每一个数据中心在设计阶段就应该考虑运维的便利性和机房的可扩展性。所有主动性的预测性维护都需要安装大量的传感器,在弱电规划设计时,就应该考虑传输线缆的冗余设计,还有放置在线缆桥架中传感器的可维护性。此外,市面上的产品都是基于历史数据通过机器学习预测未来可能发生故障的时间,这需要与依据员工经验的维护计划相结合,才能使整个系统更加可靠。

对数据、数据中心的可访问性和安全性是如今各大小公司最关心的问题的,确保数据中心设施充分优化以避免任何停机时间比以往任何时候都更有必要。而预测性和预防性维护起着关键作用,客户和运营方都承受不起宕机的后果。

In an age where data, data center accessibility, and security are top concerns for companies large and small, it’s more imperative than ever to ensure data center facilities are fully optimized to avoid any downtimes. And predictive and preventive maintenance plays a key role. Companies simply cannot afford downtimes.

一方面,财务上代价高昂。2014年,Gartner估计IT公司宕机每分钟损失5600美元(每小时损失超过30万美元)。

For one, they’re costly financially. In 2014, Gartner estimated that IT companies lose $5,600 per minute (and up to over $300K per hour).

数据流量在最近四年有所增加。因此,可以肯定的是,受影响的成本只会上升。

Data traffic has only increased in the last four years. Because of this, it’s safe to assume those costs have only risen.

如果基础设施数据可面向客户提供,那么潜在的宕机时间可能会让公司未来的业务蒙受损失。

And if a facility’s data is client-facing, potential downtime could cost a company future business.

与此同时,宕机也会损害公司的声誉。

It could also, at the same time, damage an otherwise spotless reputation.

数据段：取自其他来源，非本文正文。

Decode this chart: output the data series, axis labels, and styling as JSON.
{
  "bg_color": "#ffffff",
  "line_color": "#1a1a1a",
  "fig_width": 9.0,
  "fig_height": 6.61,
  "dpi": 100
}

的确,有些宕机不可避免,这也是科技行业中很自然的一部分。但很长一段时间以来,多数公司一直对维护工作自满而沾沾自喜。

Yes, some downtimes are simply unavoidable and a natural part of the tech industry. But for too long companies have been complacent about maintenance.

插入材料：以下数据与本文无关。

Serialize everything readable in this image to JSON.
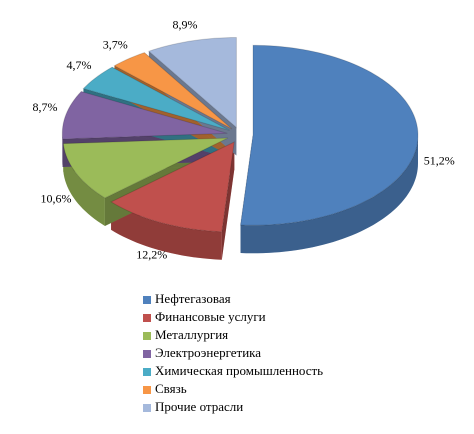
{
  "chart_data": {
    "type": "pie",
    "categories": [
      "Нефтегазовая",
      "Финансовые услуги",
      "Металлургия",
      "Электроэнергетика",
      "Химическая промышленность",
      "Связь",
      "Прочие отрасли"
    ],
    "values": [
      51.2,
      12.2,
      10.6,
      8.7,
      4.7,
      3.7,
      8.9
    ],
    "value_labels": [
      "51,2%",
      "12,2%",
      "10,6%",
      "8,7%",
      "4,7%",
      "3,7%",
      "8,9%"
    ],
    "colors": [
      "#4f81bd",
      "#c0504d",
      "#9bbb59",
      "#8064a2",
      "#4bacc6",
      "#f79646",
      "#a5b9dc"
    ],
    "legend": "bottom"
  }
}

不幸的是,许多公司经常采取一种保守消极的态度;如果设备或系统出了问题,就直接把它关了再修。

Unfortunately, many companies often take a reactionary approach; something goes wrong, we’ll shut down and fix it.

庆幸的是,时代已经变了。技术的发展和我们自己对数据中心维护的理解大步前进。很多企业如今正在实施更加积极主动的解决方案。

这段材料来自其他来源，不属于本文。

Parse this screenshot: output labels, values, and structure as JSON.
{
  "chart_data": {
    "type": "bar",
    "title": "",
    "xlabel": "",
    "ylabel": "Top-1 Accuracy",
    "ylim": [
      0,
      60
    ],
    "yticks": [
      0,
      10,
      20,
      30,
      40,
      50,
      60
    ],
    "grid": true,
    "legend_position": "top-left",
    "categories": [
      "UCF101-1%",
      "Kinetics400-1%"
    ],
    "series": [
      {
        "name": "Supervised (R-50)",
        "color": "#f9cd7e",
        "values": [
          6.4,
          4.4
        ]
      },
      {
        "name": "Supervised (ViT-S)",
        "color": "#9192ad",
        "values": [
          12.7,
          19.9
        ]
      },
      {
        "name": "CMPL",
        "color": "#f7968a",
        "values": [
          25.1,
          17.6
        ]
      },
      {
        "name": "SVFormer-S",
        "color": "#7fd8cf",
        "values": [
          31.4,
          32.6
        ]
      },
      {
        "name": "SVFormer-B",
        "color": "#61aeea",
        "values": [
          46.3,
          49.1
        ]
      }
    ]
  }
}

Fortunately, times have changed. Technology and our own understanding of proper data center maintenance have advanced. Companies are implementing much more proactive solutions these days.

先从正确的预测和预防性维护策略说起。

And that starts with the right predictive and preventive maintenance strategies.

预测性维护

Predictive Maintenance

当我们谈到预测性维护时,通常指的是改进和避免数据传输中的延迟。

When we talk about predictive maintenance, usually it’s referring to a means of improving and avoiding delays in data delivery.

特别是关于如何修复或消除从数据传输到单个应用程序的任何中断。

Particularly about how to fix or eliminate any interruptions from the data delivery to an individual application.

这方面的例子可能包括面向客户的交易,比如在销售或银行取款/存款时的订单流程。对于许多公司来说,闪存的使用已经取代了传统的硬盘存储。

Examples might include customer-facing transactions like an order-process in sales or withdrawals/deposits at a bank. For many companies, the use of flash storage has replaced traditional hard drive disk storage.

闪存的速度和效率的提高有助于整体性能和减少数据传输的延迟。

The speed and efficiency improvements with flash storage help overall performance and cut down on the delay in data delivery.

幸运的是,许多新的闪存单元都配备了先进的人工智能。它们已经内置了预测分析功能。

And fortunately, many new flash storage units come equipped with advanced artificial intelligence. They have predictive analytics capabilities already built-in.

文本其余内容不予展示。